Doing the same for the other methods

```
# calculation of the derivatives with calculate.glla
derivative_example[method == "GLLA",
derivate := calculate.glla(time = time,
signal = signal_noise,
embedding = embedding,
n = 2)$dsignal[,(der[1]+1)],
by = .(embedding,der)]
derivative_example[method == "GLLA",
timeder := calculate.glla(time = time,
signal = signal_noise,
embedding = embedding,
n = 2)$dtime,
by = .(embedding,der)]
# calculation of the derivatives with calculate.fda
derivative_example[,spar :=( embedding-3 )/7]
derivative_example[method == "FDA",
derivate := calculate.fda(time = time,
signal = signal_noise,
spar = spar)$dsignal[,(der[1]+1)],
by = .(spar,der)]
derivative_example[method == "FDA",
timeder := calculate.fda(time = time,
signal = signal_noise,
spar = spar)$dtime,
by = .(spar,der)]
derivative_example[,derlegend := factor(der,levels = 0:2,labels = c("0th order","first order","second order"))]
# plot of the results
ggplot2::ggplot(derivative_example)+
ggplot2::geom_line(ggplot2::aes(timeder,derivate,color = as.factor(embedding)),size = 0.8)+
ggplot2::geom_line(ggplot2::aes(time,truder),color = "black",size = 0.1)+
ggplot2::facet_grid(derlegend~method,scales = "free")+
ggplot2::labs(color = "Embedding",
x = "time",
y = "")+
ggplot2::scale_color_viridis_d(option = "C")+
ggplot2::theme_bw()
#> Warning: Removed 44 row(s) containing missing values (geom_path).
```

In the above example, the derivatives estimated for different embedding number or smoothing parameters are represented in color, and the true derivatives in black.
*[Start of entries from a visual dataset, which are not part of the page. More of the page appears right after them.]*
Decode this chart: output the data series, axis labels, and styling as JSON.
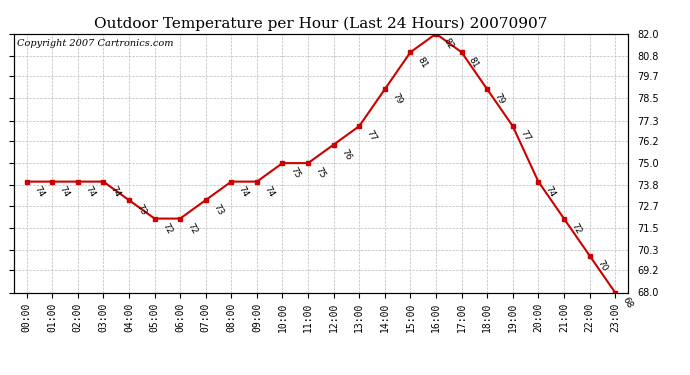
{
  "title": "Outdoor Temperature per Hour (Last 24 Hours) 20070907",
  "copyright": "Copyright 2007 Cartronics.com",
  "hours": [
    "00:00",
    "01:00",
    "02:00",
    "03:00",
    "04:00",
    "05:00",
    "06:00",
    "07:00",
    "08:00",
    "09:00",
    "10:00",
    "11:00",
    "12:00",
    "13:00",
    "14:00",
    "15:00",
    "16:00",
    "17:00",
    "18:00",
    "19:00",
    "20:00",
    "21:00",
    "22:00",
    "23:00"
  ],
  "temps": [
    74,
    74,
    74,
    74,
    73,
    72,
    72,
    73,
    74,
    74,
    75,
    75,
    76,
    77,
    79,
    81,
    82,
    81,
    79,
    77,
    74,
    72,
    70,
    68
  ],
  "line_color": "#cc0000",
  "marker_color": "#cc0000",
  "bg_color": "#ffffff",
  "grid_color": "#bbbbbb",
  "title_fontsize": 11,
  "copyright_fontsize": 7,
  "label_fontsize": 6.5,
  "tick_fontsize": 7,
  "ylim_min": 68.0,
  "ylim_max": 82.0,
  "ytick_right_vals": [
    68.0,
    69.2,
    70.3,
    71.5,
    72.7,
    73.8,
    75.0,
    76.2,
    77.3,
    78.5,
    79.7,
    80.8,
    82.0
  ]
}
We see that these different functions manage provide an estimation of the derivatives with a precision depending on the embedding number or the smoothing parameter. As visible in the example above with FDA, there is an optimum value of the smoothing parameter or embedding number for which the derivative estimated is the closest to the true derivative.